M. looks mildly interested; he nods as if he knows what I’m speaking about, a faint, droll smile appearing and disappearing quickly. I wonder if I imagined it.
“To my knowledge I’m the only person who has ever systematically modified the charge on DNA and looked at its effects on DNA mobility in agarose gels.” This is accurate, of course, but a lie. I am appropriating the life of a scientist I interviewed several years ago, adopting his work as my own. I hope M. won’t question me further, and he doesn’t. He finishes the last of his coffee.
“I’m glad all the tables were full this morning,” he says. “I enjoyed talking to you.” He gathers his paper, stacks the sections together and folds the bundle in half. “I’d like to finish our conversation,” he continues, “but I must leave. I have a class at nine.” He pauses, looking at me from across the table. “Would you like to go out to dinner sometime this week?”
Inwardly, I sigh with relief. I thought it might be difficult to get to M., but he’s proving to be less complicated than I imagined. “Sure,” I say. “I’d like that.”

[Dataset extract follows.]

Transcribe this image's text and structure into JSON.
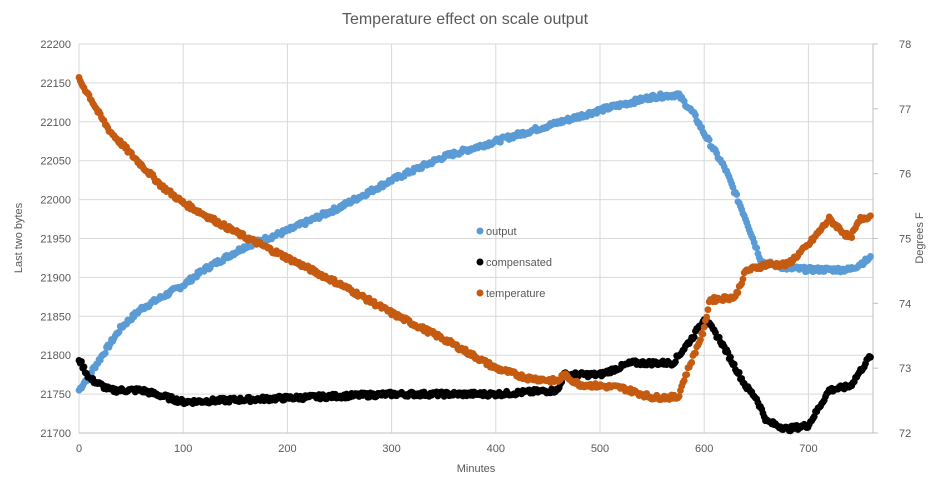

He stands up and I join him. We walk out the front door and stop on the pebbled sidewalk. Patchy clouds mottle the sky in a pearly-gray tessellated pattern. This early, there are few cars in the parking lot and the mall, normally busy, is deserted except for Fluffy’s. Two bicyclists, both college students with black backpacks strapped on their shoulders, ride up and park their bikes. They lock them to a metal bike rack, and enter the doughnut shop. A cold late-winter wind suddenly starts up and tosses my hair.
“The day after tomorrow?” he asks. Then he frowns. “No, that won’t work for me. How about tomorrow night? Will that be a good time for you?”
With my hand, I brush the hair out of my face. “Tomorrow would be fine.”
He pulls out a pocket notebook from inside his coat. “Great. If you’ll give me your address, I’ll pick you up at seven.”
I don’t want him to know where I live, that I rented a house only a few blocks from his. “I have a better idea,” I say. “Why don’t you give me your address. I’ll meet you there at seven and you can cook me dinner.”